இருமூன்று துப்பு ளடக்கி அருகான பட்டை யிடித்து
கருமூன்று கானல் முடக்கி கருவாவின் பட்டை பொடித்து
அருமூன்று பாவம் மடக்கி அறமூன்றும் அகத்து ளொடுக்கி
தருமூன்று வடிவ மகற்றி தவமூண்டு காய்ச்சு துடக்கி
irumūṉṟu tuppu ḷaṭakki arukāṉa paṭṭai yiṭittu
karumūṉṟu kāṉal muṭakki karuvāviṉ paṭṭai poṭittu
arumūṉṟu pāvam maṭakki aṟamūṉṟum akattu ḷoṭukki
tarumūṉṟu vaṭiva makatṟi tavamūṇṭu kāyccu tuṭakki
Restrain the “two–three” spittle/discharge, and pound the bark of arukāṉ.
Block the “black three” mirage/illusion, and powder the bark of karuvāvi.
Subdue/fold the “rare three” sins, and press/contain the threefold virtue (aram) within.
Remove the “dharma three” forms, and, with austerity ripened, begin the heating/cooking (process).
Bring under control the dual-and-triple movements (of breath, humors, or inner currents) and begin the work of grinding down the outer “rinds” (protective coverings) that bind awareness.
Stop the threefold darkened delusion that appears as a mirage, and further refine what is coarse into a subtle powder.
Conquer the three deep impurities called “sins,” and internalize a threefold discipline of virtue.
Then cast off the three forms/conditions that define embodied existence, and ignite tapas—the inner heat—so the transformation can be “cooked” to completion.
The verse is structured like a Siddhar recipe that deliberately braids two registers: (1) outward pharmaco-alchemical instruction (pounding bark, powdering, heating) and (2) inward yogic purification (restraint, ending delusion, conquering impurities, transcending forms). Siddhar texts often present laboratory operations as ciphers for inner operations; “bark” (paṭṭai) can signify both medicinal rind and the protective/outer layer of the self that must be stripped and pulverized.

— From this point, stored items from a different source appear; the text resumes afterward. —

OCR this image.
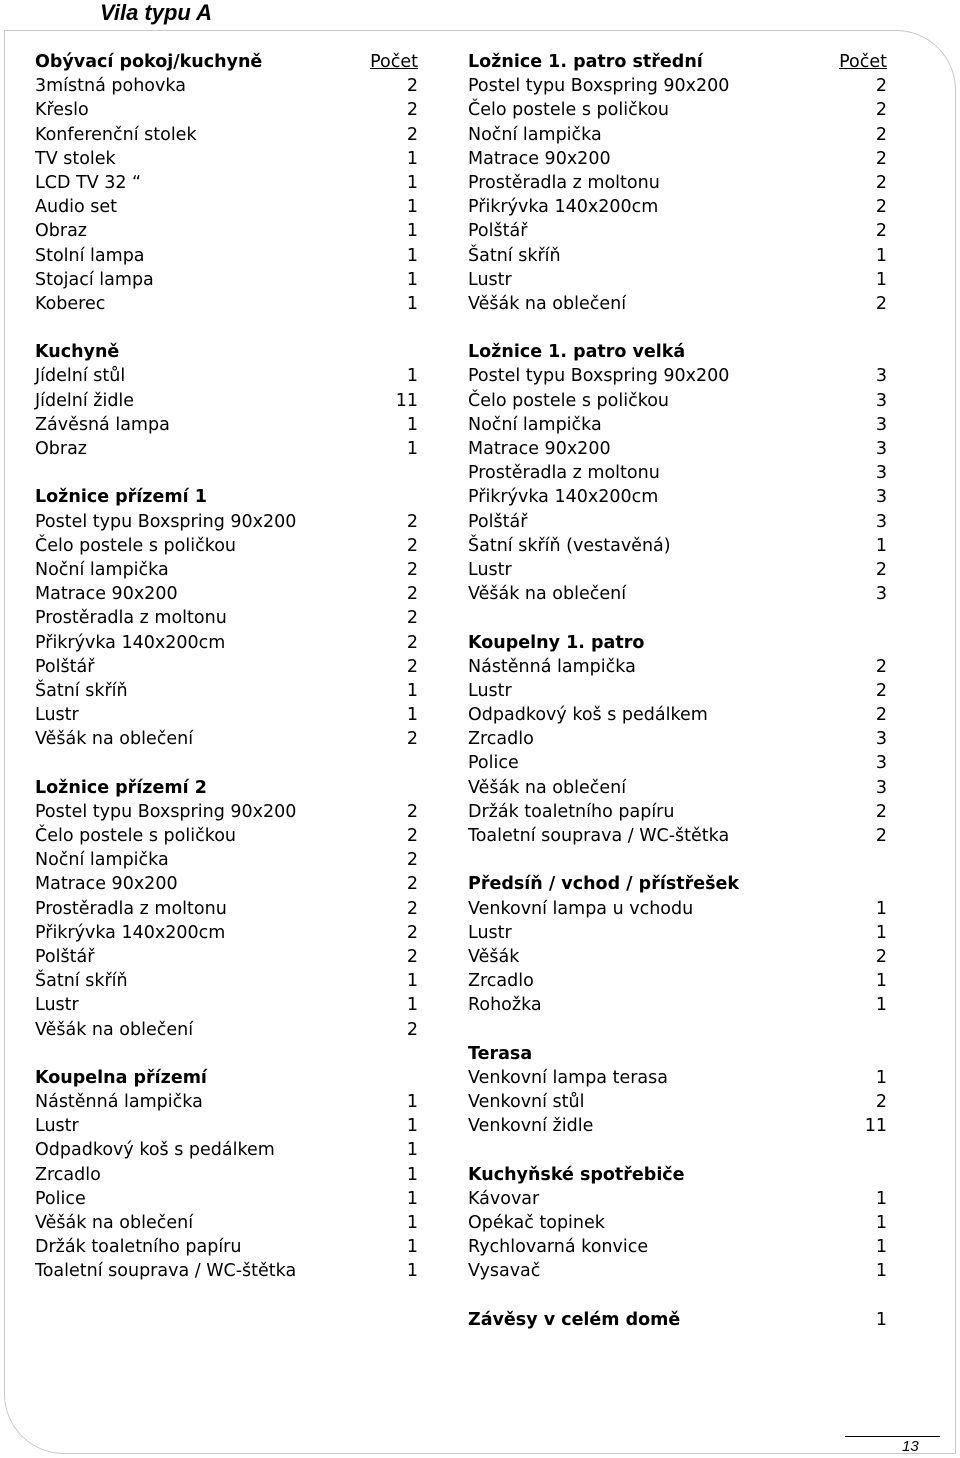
Vila typu A
Obývací pokoj/kuchyně	Počet
3místná pohovka	2
Křeslo	2
Konferenční stolek	2
TV stolek	1
LCD TV 32 “	1
Audio set	1
Obraz	1
Stolní lampa	1
Stojací lampa	1
Koberec	1
Kuchyně
Jídelní stůl	1
Jídelní židle	11
Závěsná lampa	1
Obraz	1
Ložnice přízemí 1
Postel typu Boxspring 90x200	2
Čelo postele s poličkou	2
Noční lampička	2
Matrace 90x200	2
Prostěradla z moltonu	2
Přikrývka 140x200cm	2
Polštář	2
Šatní skříň	1
Lustr	1
Věšák na oblečení	2
Ložnice přízemí 2
Postel typu Boxspring 90x200	2
Čelo postele s poličkou	2
Noční lampička	2
Matrace 90x200	2
Prostěradla z moltonu	2
Přikrývka 140x200cm	2
Polštář	2
Šatní skříň	1
Lustr	1
Věšák na oblečení	2
Koupelna přízemí
Nástěnná lampička	1
Lustr	1
Odpadkový koš s pedálkem	1
Zrcadlo	1
Police	1
Věšák na oblečení	1
Držák toaletního papíru	1
Toaletní souprava / WC-štětka	1
Ložnice 1. patro střední	Počet
Postel typu Boxspring 90x200	2
Čelo postele s poličkou	2
Noční lampička	2
Matrace 90x200	2
Prostěradla z moltonu	2
Přikrývka 140x200cm	2
Polštář	2
Šatní skříň	1
Lustr	1
Věšák na oblečení	2
Ložnice 1. patro velká
Postel typu Boxspring 90x200	3
Čelo postele s poličkou	3
Noční lampička	3
Matrace 90x200	3
Prostěradla z moltonu	3
Přikrývka 140x200cm	3
Polštář	3
Šatní skříň (vestavěná)	1
Lustr	2
Věšák na oblečení	3
Koupelny 1. patro
Nástěnná lampička	2
Lustr	2
Odpadkový koš s pedálkem	2
Zrcadlo	3
Police	3
Věšák na oblečení	3
Držák toaletního papíru	2
Toaletní souprava / WC-štětka	2
Předsíň / vchod / přístřešek
Venkovní lampa u vchodu	1
Lustr	1
Věšák	2
Zrcadlo	1
Rohožka	1
Terasa
Venkovní lampa terasa	1
Venkovní stůl	2
Venkovní židle	11
Kuchyňské spotřebiče
Kávovar	1
Opékač topinek	1
Rychlovarná konvice	1
Vysavač	1
Závěsy v celém domě	1
13
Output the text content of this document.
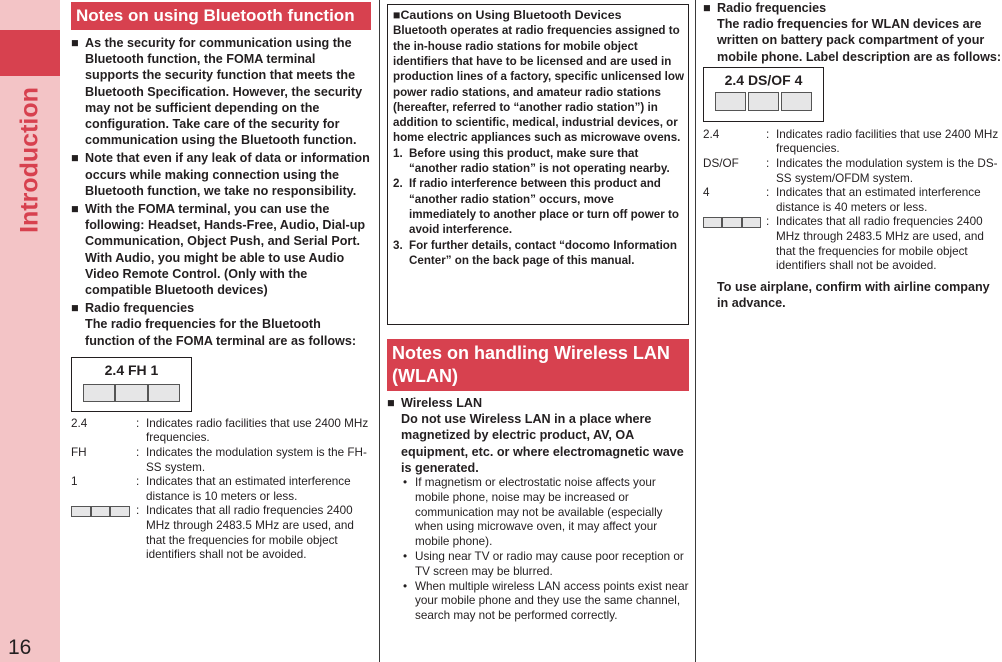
Introduction
16
Notes on using Bluetooth function
■ As the security for communication using the Bluetooth function, the FOMA terminal supports the security function that meets the Bluetooth Specification. However, the security may not be sufficient depending on the configuration. Take care of the security for communication using the Bluetooth function.
■ Note that even if any leak of data or information occurs while making connection using the Bluetooth function, we take no responsibility.
■ With the FOMA terminal, you can use the following: Headset, Hands-Free, Audio, Dial-up Communication, Object Push, and Serial Port. With Audio, you might be able to use Audio Video Remote Control. (Only with the compatible Bluetooth devices)
■ Radio frequencies
The radio frequencies for the Bluetooth function of the FOMA terminal are as follows:
2.4 FH 1
2.4	: Indicates radio facilities that use 2400 MHz frequencies.
FH	: Indicates the modulation system is the FH-SS system.
1	: Indicates that an estimated interference distance is 10 meters or less.
: Indicates that all radio frequencies 2400 MHz through 2483.5 MHz are used, and that the frequencies for mobile object identifiers shall not be avoided.
■ Cautions on Using Bluetooth Devices
Bluetooth operates at radio frequencies assigned to the in-house radio stations for mobile object identifiers that have to be licensed and are used in production lines of a factory, specific unlicensed low power radio stations, and amateur radio stations (hereafter, referred to “another radio station”) in addition to scientific, medical, industrial devices, or home electric appliances such as microwave ovens.
1. Before using this product, make sure that “another radio station” is not operating nearby.
2. If radio interference between this product and “another radio station” occurs, move immediately to another place or turn off power to avoid interference.
3. For further details, contact “docomo Information Center” on the back page of this manual.
Notes on handling Wireless LAN (WLAN)
■ Wireless LAN
Do not use Wireless LAN in a place where magnetized by electric product, AV, OA equipment, etc. or where electromagnetic wave is generated.
• If magnetism or electrostatic noise affects your mobile phone, noise may be increased or communication may not be available (especially when using microwave oven, it may affect your mobile phone).
• Using near TV or radio may cause poor reception or TV screen may be blurred.
• When multiple wireless LAN access points exist near your mobile phone and they use the same channel, search may not be performed correctly.
■ Radio frequencies
The radio frequencies for WLAN devices are written on battery pack compartment of your mobile phone. Label description are as follows:
2.4 DS/OF 4
2.4	: Indicates radio facilities that use 2400 MHz frequencies.
DS/OF	: Indicates the modulation system is the DS-SS system/OFDM system.
4	: Indicates that an estimated interference distance is 40 meters or less.
: Indicates that all radio frequencies 2400 MHz through 2483.5 MHz are used, and that the frequencies for mobile object identifiers shall not be avoided.
To use airplane, confirm with airline company in advance.
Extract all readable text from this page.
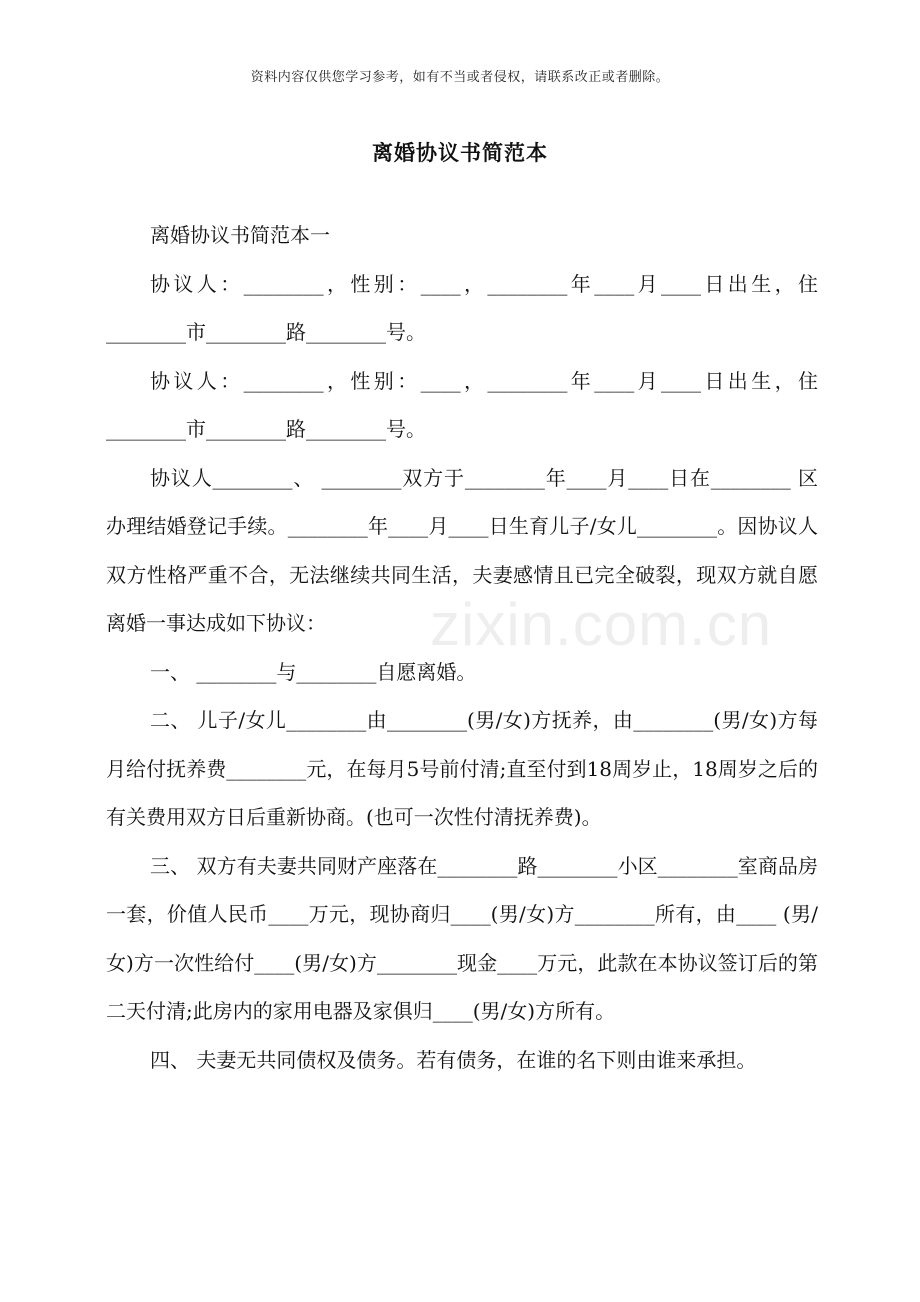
资料内容仅供您学习参考，如有不当或者侵权，请联系改正或者删除。
离婚协议书简范本

离婚协议书简范本一

协议人：________，性别：____，________年____月____日出生，住________市________路________号。

协议人：________，性别：____，________年____月____日出生，住________市________路________号。

协议人________、 ________双方于________年____月____日在________ 区办理结婚登记手续。________年____月____日生育儿子/女儿________。因协议人双方性格严重不合，无法继续共同生活，夫妻感情且已完全破裂，现双方就自愿离婚一事达成如下协议：

一、 ________与________自愿离婚。

二、 儿子/女儿________由________(男/女)方抚养，由________(男/女)方每月给付抚养费________元，在每月5号前付清;直至付到18周岁止，18周岁之后的有关费用双方日后重新协商。(也可一次性付清抚养费)。

三、 双方有夫妻共同财产座落在________路________小区________室商品房一套，价值人民币____万元，现协商归____(男/女)方________所有，由____ (男/女)方一次性给付____(男/女)方________现金____万元，此款在本协议签订后的第二天付清;此房内的家用电器及家俱归____(男/女)方所有。

四、 夫妻无共同债权及债务。若有债务，在谁的名下则由谁来承担。

zixin.com.cn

The repeated numerical markers—“two–three,” “black three,” “rare three,” “dharma three”—invite multiple Siddha/Śaiva triadic mappings. The “three sins” can align with the three malas (āṇava, karma, māyā) or with a threefold moral stain (thought–speech–deed). “Mirage” (kāṉal) is a standard metaphor for māyā: what seems real from a distance but vanishes on approach. The instruction to “block” the mirage implies stabilizing perception so the mind no longer projects.
The final line’s “heating/cooking” (kāyccu) can refer to calcination/processing in rasavāda (mineral/metal medicine) and simultaneously to tapas or kuṇḍalinī-agni (inner fire). In both readings, heat is what completes transmutation: in the lab it fixes and matures a compound; in yoga it digests impurity, consolidates prāṇa, and supports realization. The arc of the verse thus moves from bodily regulation → cognitive de-illusionment → ethical/ontological purification → transformative inner heat, culminating in a state implied (but not stated) as siddhi/attainment.